Flyte overview
In this guide we cover how to build AI applications, data pipelines, and ML workflows using the Flyte 2 SDK.
Programs written using the Flyte 2 SDK can run on either a Union.ai or Flyte OSS back-end. This guide applies to both.
Pure Python, no DSL
Flyte lets you write workflows in standard Python—no domain-specific language, no special syntax, no restrictions.

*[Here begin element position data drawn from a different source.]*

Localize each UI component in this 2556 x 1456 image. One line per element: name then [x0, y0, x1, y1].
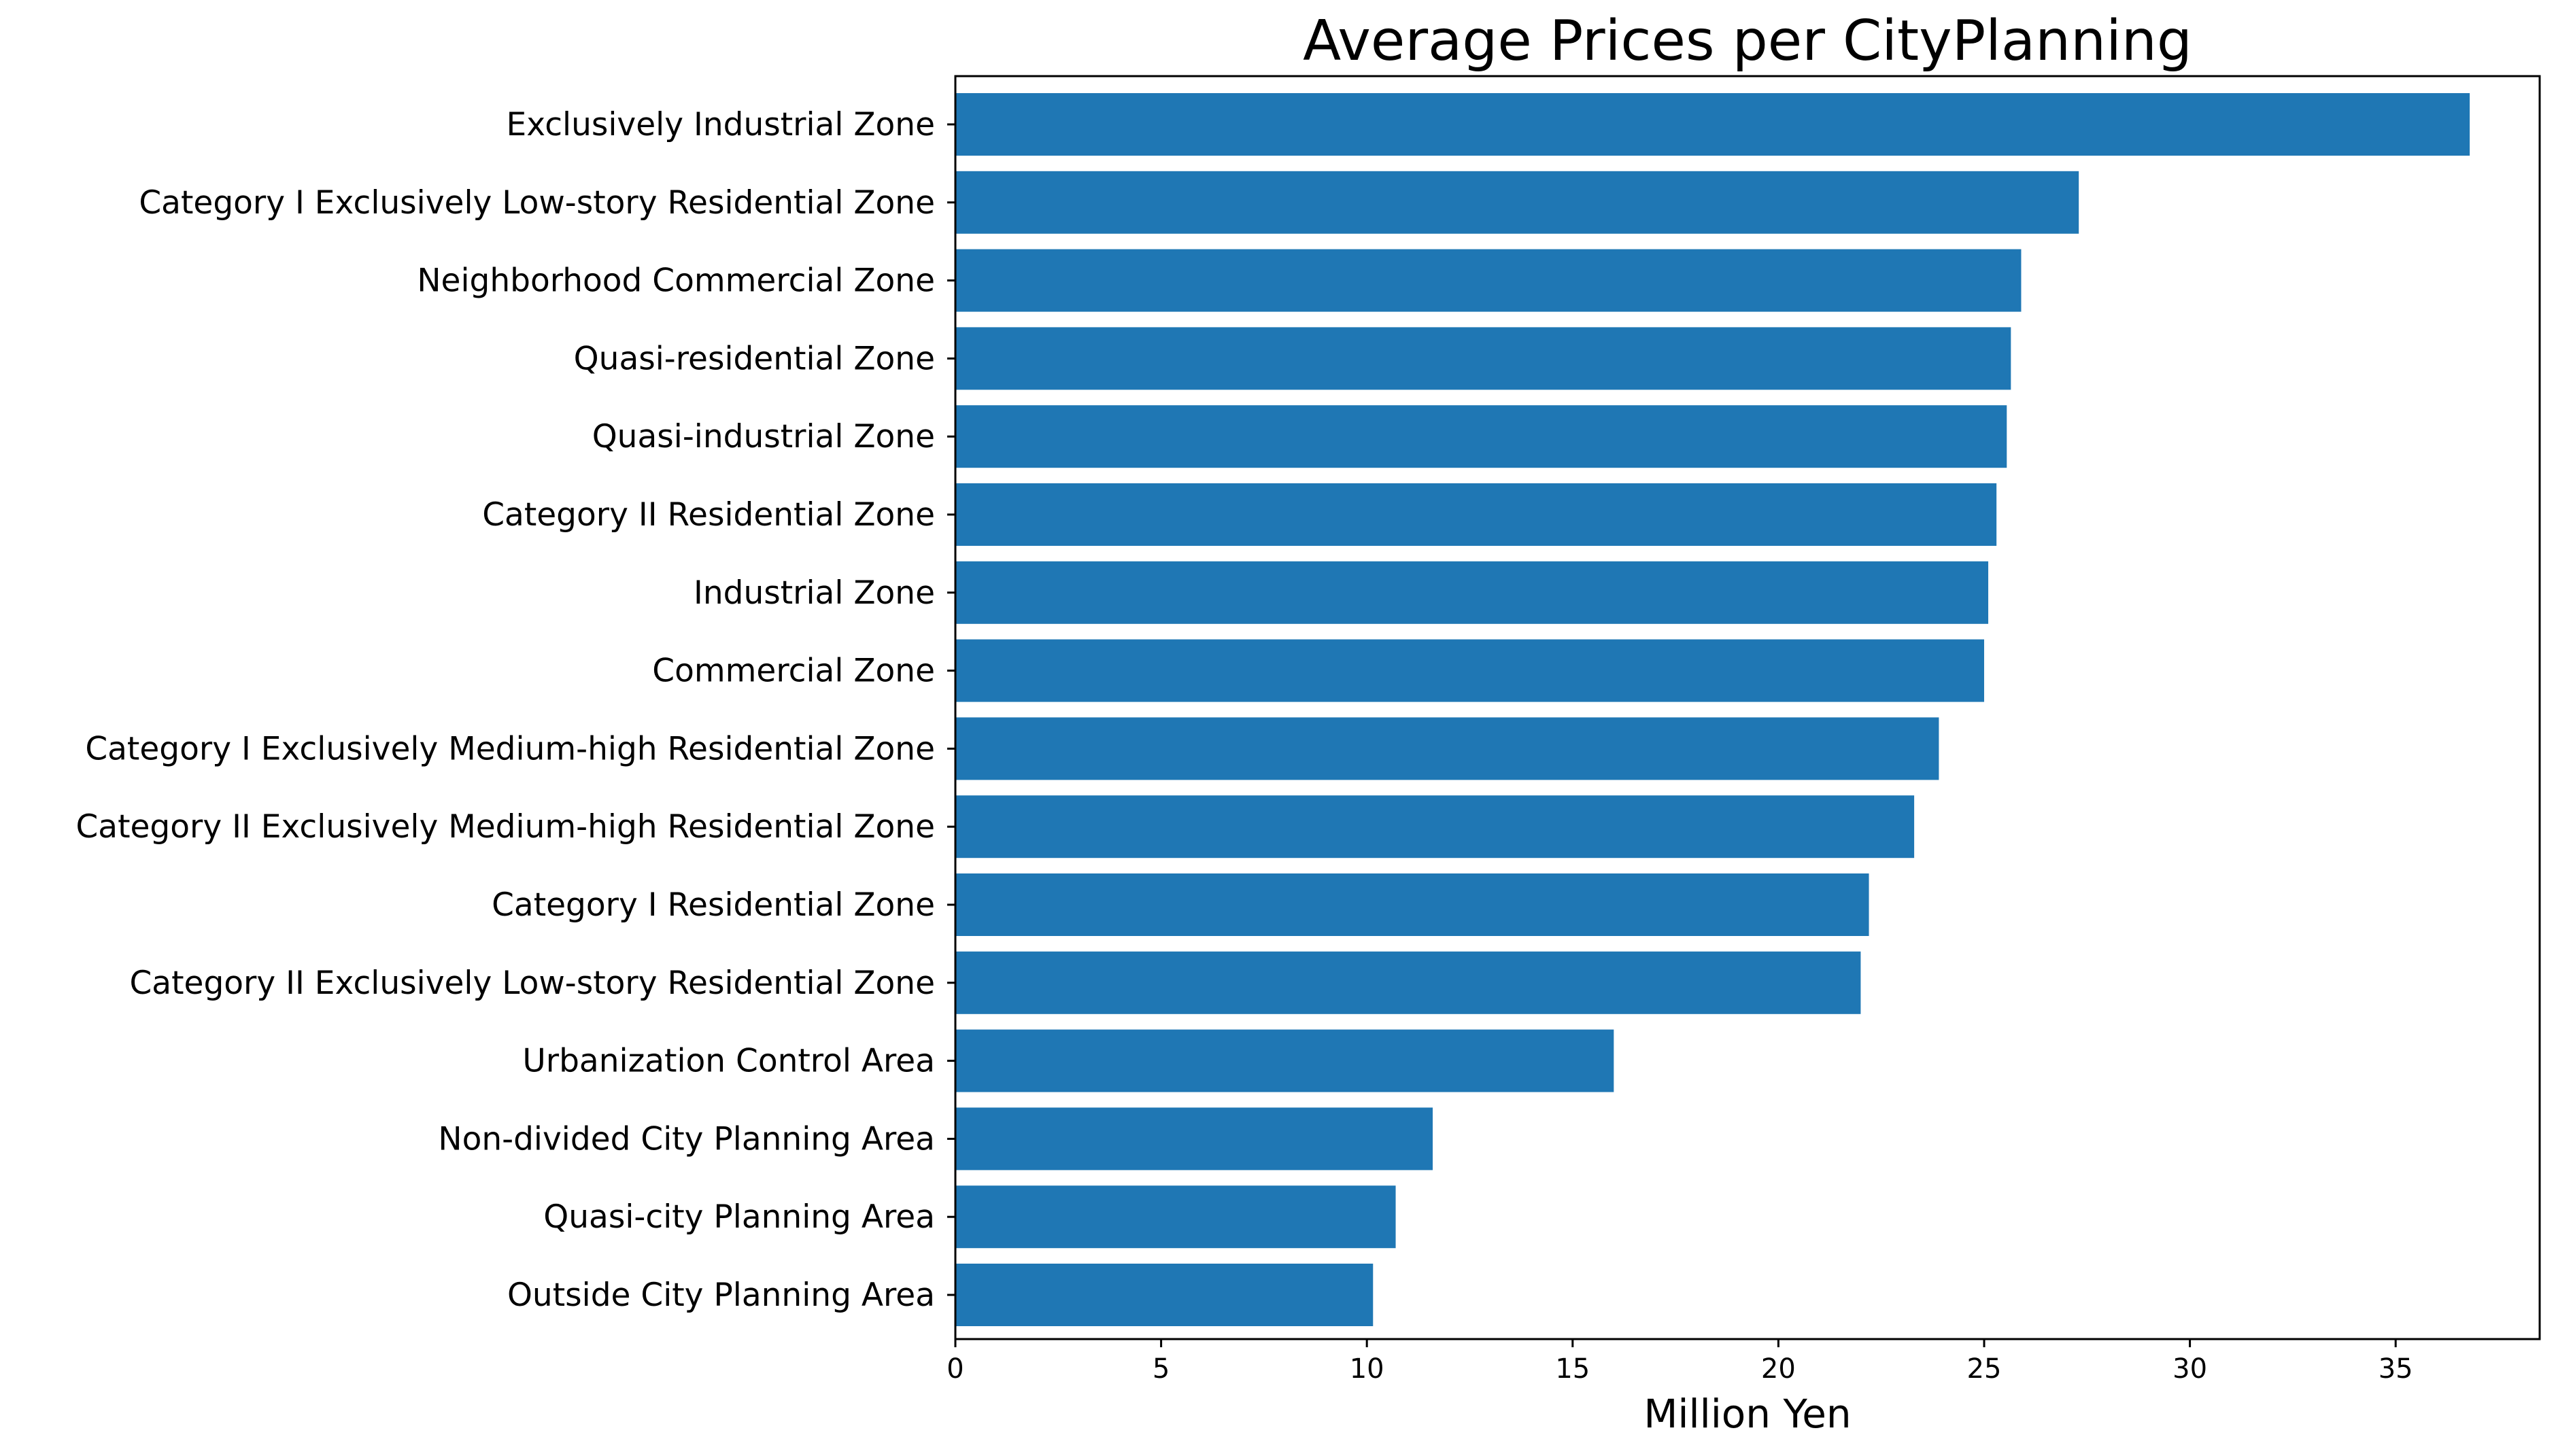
bar-10: [955, 873, 1869, 936]
bar-0: [955, 93, 2470, 156]
category-label-1: Category I Exclusively Low-story Residen…: [139, 184, 935, 222]
x-tick-label-4: 20: [1761, 1353, 1796, 1385]
plot-frame: [954, 75, 2541, 1340]
x-tick-label-7: 35: [2379, 1353, 2413, 1385]
bar-2: [955, 249, 2022, 312]
x-tick-label-1: 5: [1153, 1353, 1170, 1385]
x-tick-label-3: 15: [1555, 1353, 1590, 1385]
bar-1: [955, 171, 2079, 234]
bars-group: [955, 93, 2470, 1326]
bar-3: [955, 327, 2011, 390]
category-label-10: Category I Residential Zone: [492, 886, 935, 924]
category-label-15: Outside City Planning Area: [507, 1277, 935, 1314]
category-label-11: Category II Exclusively Low-story Reside…: [129, 965, 935, 1002]
category-label-2: Neighborhood Commercial Zone: [417, 262, 935, 300]
category-label-3: Quasi-residential Zone: [574, 340, 935, 377]
bar-7: [955, 639, 1984, 702]
x-axis-label: Million Yen: [1643, 1391, 1851, 1437]
x-tick-label-6: 30: [2172, 1353, 2207, 1385]
x-tick-label-5: 25: [1967, 1353, 2002, 1385]
category-label-6: Industrial Zone: [694, 574, 935, 612]
category-labels-group: Exclusively Industrial Zone Category I Ex…: [75, 106, 955, 1314]
x-axis-ticks-group: 0 5 10 15 20 25 30 35: [947, 1339, 2413, 1385]
chart-title: Average Prices per CityPlanning: [1303, 9, 2192, 73]
bar-5: [955, 483, 1997, 546]
bar-12: [955, 1029, 1614, 1092]
category-label-14: Quasi-city Planning Area: [543, 1198, 935, 1236]
category-label-0: Exclusively Industrial Zone: [507, 106, 935, 143]
category-label-13: Non-divided City Planning Area: [438, 1120, 935, 1158]
category-label-8: Category I Exclusively Medium-high Resid…: [85, 730, 935, 767]
category-label-12: Urbanization Control Area: [522, 1043, 935, 1080]
bar-8: [955, 717, 1939, 780]
bar-11: [955, 951, 1861, 1014]
bar-13: [955, 1107, 1433, 1171]
category-label-7: Commercial Zone: [652, 653, 935, 690]
bar-9: [955, 795, 1915, 859]
x-tick-label-2: 10: [1350, 1353, 1384, 1385]
x-tick-label-0: 0: [947, 1353, 964, 1385]
bar-4: [955, 405, 2007, 468]
category-label-9: Category II Exclusively Medium-high Resi…: [75, 808, 935, 846]
category-label-4: Quasi-industrial Zone: [592, 418, 935, 455]
bar-15: [955, 1264, 1374, 1326]
category-label-5: Category II Residential Zone: [482, 496, 935, 534]
bar-14: [955, 1185, 1396, 1249]
bar-6: [955, 561, 1989, 624]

Your “workflow” is simply a task that calls other tasks:
@env.task()
async def my_workflow(data: list[str]) -> list[str]:
results = []
for item in data:
if should_process(item):
result = await process_item(item)
results.append(result)
return resultsYou can use everything Python offers:
- Loops and conditionals — standard
for,while,if-elif-else - Error handling —
try/exceptblocks work as expected - Async/await — native Python concurrency model
- Any library — import and use whatever you need
This means no learning curve beyond Python itself, and no fighting a DSL when your requirements don’t fit its constraints.
Durability
Every task execution in Flyte is automatically persisted. Inputs, outputs, and intermediate results are stored in an object store, giving you:
- Full observability — see exactly what data flowed through each step
- Audit trail — track what ran, when, and with what parameters
- Data lineage — trace outputs back to their inputs
This persistence happens automatically. You don’t need to add logging or manually save state—Flyte handles it.
Reproducibility
Flyte ensures that runs can be reproduced exactly:
- Deterministic execution — same inputs produce same outputs
- Caching — task results are cached and reused when inputs match
- Versioned containers — code runs in the same environment every time
Caching is configurable per task:
@env.task(cache=True)
async def expensive_computation(data: str) -> str:
# This result will be cached and reused for identical inputs
...When you rerun a workflow, Flyte serves cached results for unchanged tasks rather than recomputing them.
Recoverability
When something fails, Flyte doesn’t make you start over. Failed workflows can resume from where they left off:
- Completed tasks are preserved — successful outputs remain cached
- Retry from failure point — no need to re-execute what already succeeded
- Fine-grained checkpoints — the
@flyte.tracedecorator creates checkpoints within tasks
This reduces wasted compute and speeds up debugging. When a task fails after hours of prior computation, you fix the issue and continue—not restart.
Built for scale
Flyte handles the hard parts of distributed execution:
- Parallel execution — express parallelism with
asyncio.gather(), Flyte handles the rest - Dynamic workflows — construct workflows based on runtime data, not just static definitions
- Fast scheduling — reusable containers achieve millisecond-level task startup
- Resource management — specify CPU, memory, and GPU requirements per task
What this means in practice
Consider a data pipeline that processes thousands of files, trains a model, and deploys it:
- If file processing fails on item 847, you fix the issue and resume from item 847
- If training succeeds but deployment fails, you redeploy without retraining
- If you rerun next week with the same data, cached results skip redundant computation
- If you need to audit what happened, every step is recorded
Flyte gives you the flexibility of Python scripts with the reliability of a production system.